Let’s start with this fact; your minimum amount due isn’t indicative of what your debt really is, although if you add all of those up it’s a pretty good indicator of if you can at least pay all of your bills. If you’re only paying the minimum amount on your card, you could be paying on your balance for years, sometimes close to 10 years, and that’s if you stop spending. That has to be scary for almost everyone, especially if you have more than one card.

Don’t believe me? Do you know how to use Excel?
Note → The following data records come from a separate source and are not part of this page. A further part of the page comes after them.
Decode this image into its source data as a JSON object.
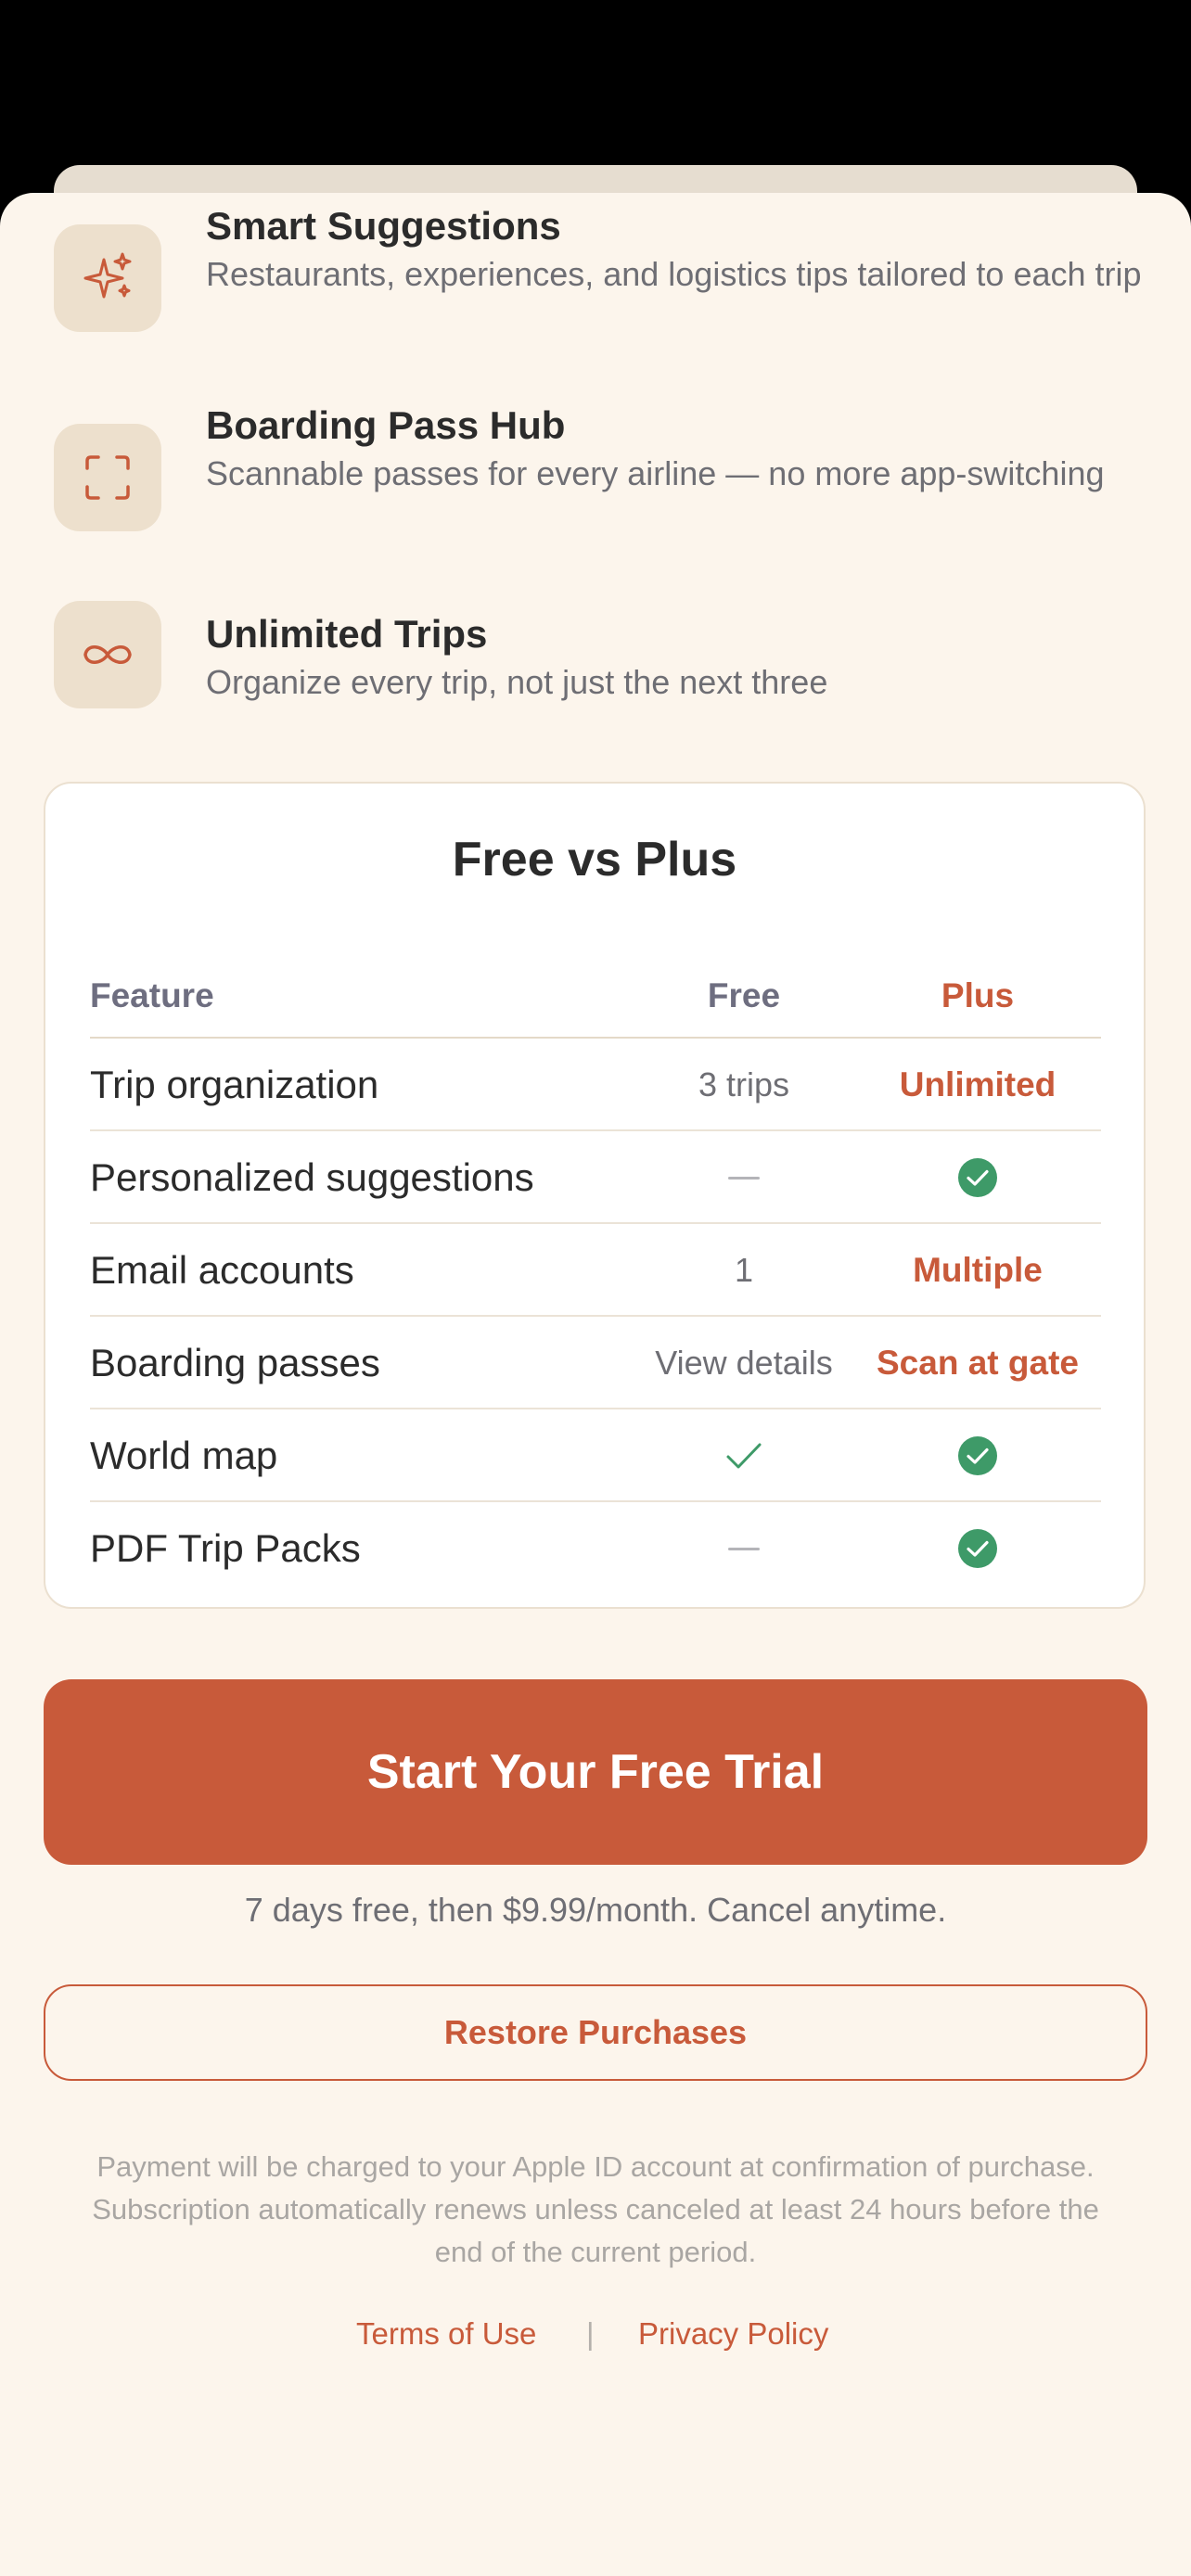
{
  "features": [
    {
      "title": "Smart Suggestions",
      "description": "Restaurants, experiences, and logistics tips tailored to each trip",
      "icon": "sparkles-icon"
    },
    {
      "title": "Boarding Pass Hub",
      "description": "Scannable passes for every airline — no more app-switching",
      "icon": "scan-frame-icon"
    },
    {
      "title": "Unlimited Trips",
      "description": "Organize every trip, not just the next three",
      "icon": "infinity-icon"
    }
  ],
  "comparison": {
    "title": "Free vs Plus",
    "headers": {
      "feature": "Feature",
      "free": "Free",
      "plus": "Plus"
    },
    "rows": [
      {
        "feature": "Trip organization",
        "free": "3 trips",
        "plus": "Unlimited"
      },
      {
        "feature": "Personalized suggestions",
        "free": "dash",
        "plus": "check-circle"
      },
      {
        "feature": "Email accounts",
        "free": "1",
        "plus": "Multiple"
      },
      {
        "feature": "Boarding passes",
        "free": "View details",
        "plus": "Scan at gate"
      },
      {
        "feature": "World map",
        "free": "checkmark",
        "plus": "check-circle"
      },
      {
        "feature": "PDF Trip Packs",
        "free": "dash",
        "plus": "check-circle"
      }
    ]
  },
  "cta": {
    "label": "Start Your Free Trial"
  },
  "trial_note": "7 days free, then $9.99/month. Cancel anytime.",
  "restore": {
    "label": "Restore Purchases"
  },
  "legal": "Payment will be charged to your Apple ID account at confirmation of purchase. Subscription automatically renews unless canceled at least 24 hours before the end of the current period.",
  "links": {
    "terms": "Terms of Use",
    "separator": "|",
    "privacy": "Privacy Policy"
  },
  "colors": {
    "accent": "#c85a3a",
    "success": "#3e9a68",
    "background": "#fcf5ec",
    "icon_tile": "#ede0cd"
  }
}
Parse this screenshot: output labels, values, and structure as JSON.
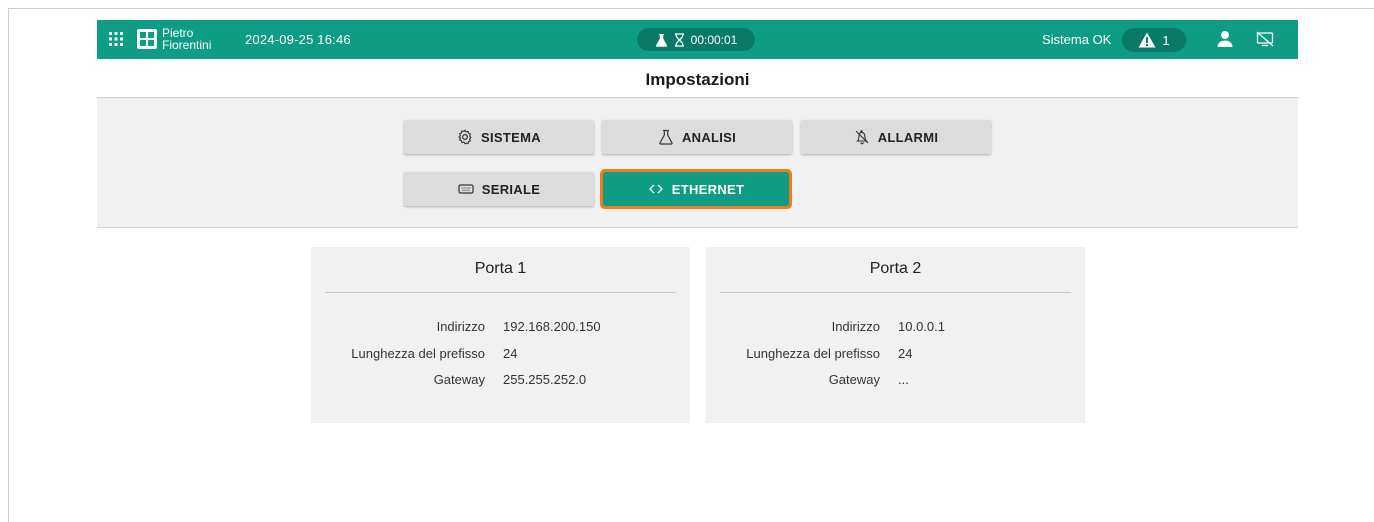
{
  "topbar": {
    "logo_line1": "Pietro",
    "logo_line2": "Fiorentini",
    "datetime": "2024-09-25 16:46",
    "timer": "00:00:01",
    "status": "Sistema OK",
    "alarm_count": "1",
    "accent_color": "#0e9c84",
    "icons": [
      "apps-grid-icon",
      "flask-icon",
      "hourglass-icon",
      "warning-icon",
      "user-icon",
      "network-disconnected-icon"
    ]
  },
  "page": {
    "title": "Impostazioni"
  },
  "tabs": [
    {
      "label": "SISTEMA",
      "icon": "gear-icon"
    },
    {
      "label": "ANALISI",
      "icon": "flask-icon"
    },
    {
      "label": "ALLARMI",
      "icon": "bell-icon"
    },
    {
      "label": "SERIALE",
      "icon": "serial-port-icon"
    },
    {
      "label": "ETHERNET",
      "icon": "code-brackets-icon",
      "active": true
    }
  ],
  "ports": [
    {
      "title": "Porta 1",
      "rows": [
        {
          "label": "Indirizzo",
          "value": "192.168.200.150"
        },
        {
          "label": "Lunghezza del prefisso",
          "value": "24"
        },
        {
          "label": "Gateway",
          "value": "255.255.252.0"
        }
      ]
    },
    {
      "title": "Porta 2",
      "rows": [
        {
          "label": "Indirizzo",
          "value": "10.0.0.1"
        },
        {
          "label": "Lunghezza del prefisso",
          "value": "24"
        },
        {
          "label": "Gateway",
          "value": "..."
        }
      ]
    }
  ]
}
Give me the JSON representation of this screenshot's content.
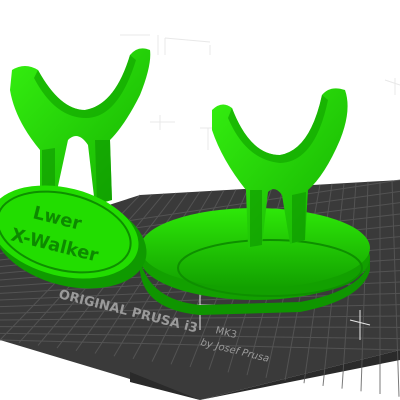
{
  "scene": {
    "background": "#ffffff",
    "bed": {
      "brand_text": "ORIGINAL PRUSA i3",
      "model_text": "MK3",
      "author_text": "by Josef Prusa",
      "plate_color": "#3a3a3a",
      "grid_color": "#5a5a5a",
      "edge_color": "#2a2a2a"
    },
    "model": {
      "color": "#22dd00",
      "shade_color": "#12a800",
      "dark_color": "#0a7f00",
      "plaque_lines": [
        "Lwer",
        "X-Walker"
      ]
    }
  }
}
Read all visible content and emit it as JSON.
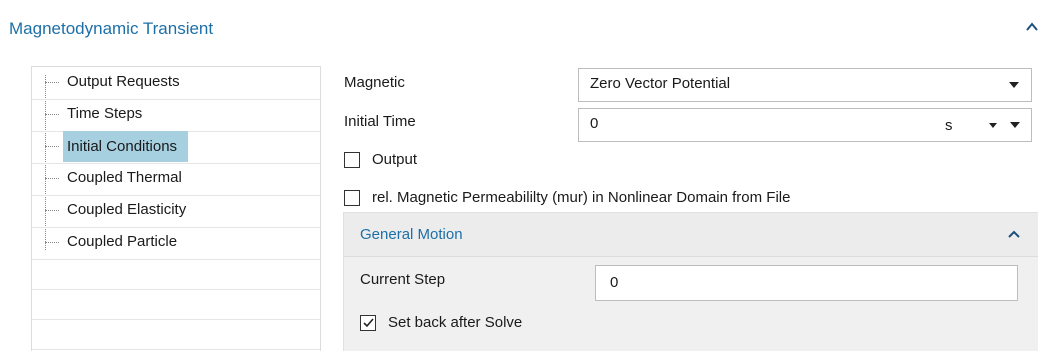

Even if you don’t, follow the down and dirty I’m going to give you now and see it for yourself.

1. Pet the outstanding amount of your credit card in A1.

2. In A2, put in the amount of your APR, multiplied by 12. If your APR is 15.9%, it will look like this: (+.159*12).

3. In A3, type this: (+A1*B1).

4. In A4, type (+A1+C1). This is your new balance, which, at 15.9%, is $506.63.

5. In A5, put in your minimum monthly payment amount.

6. In A6, (+C1-D1); this shows the new balance, minus your payment.

7. Drop down one line. In A2, type +F1. This copies the amount as in A6.

8. Highlight all the other entries in the first row, select copy (Edit – Copy at the top is easiest if you don’t know the program), go to B2 and do (Edit – Paste).

9. Highlight the entire B-line, then go to A3 and drag your mouse all the way down to at least A100, and paste.

10. Count every 12 lines as a year, and go down until you see a negative balance in the last column. That determines how many years it’ll take you at a minimum payment to pay off your bill. If, at 100, it’s still not a credit balances, drag further.

That’s what you need to do, for each credit card, or any other bill you have that has an APR. At least then you’ll know what you’re in for long term.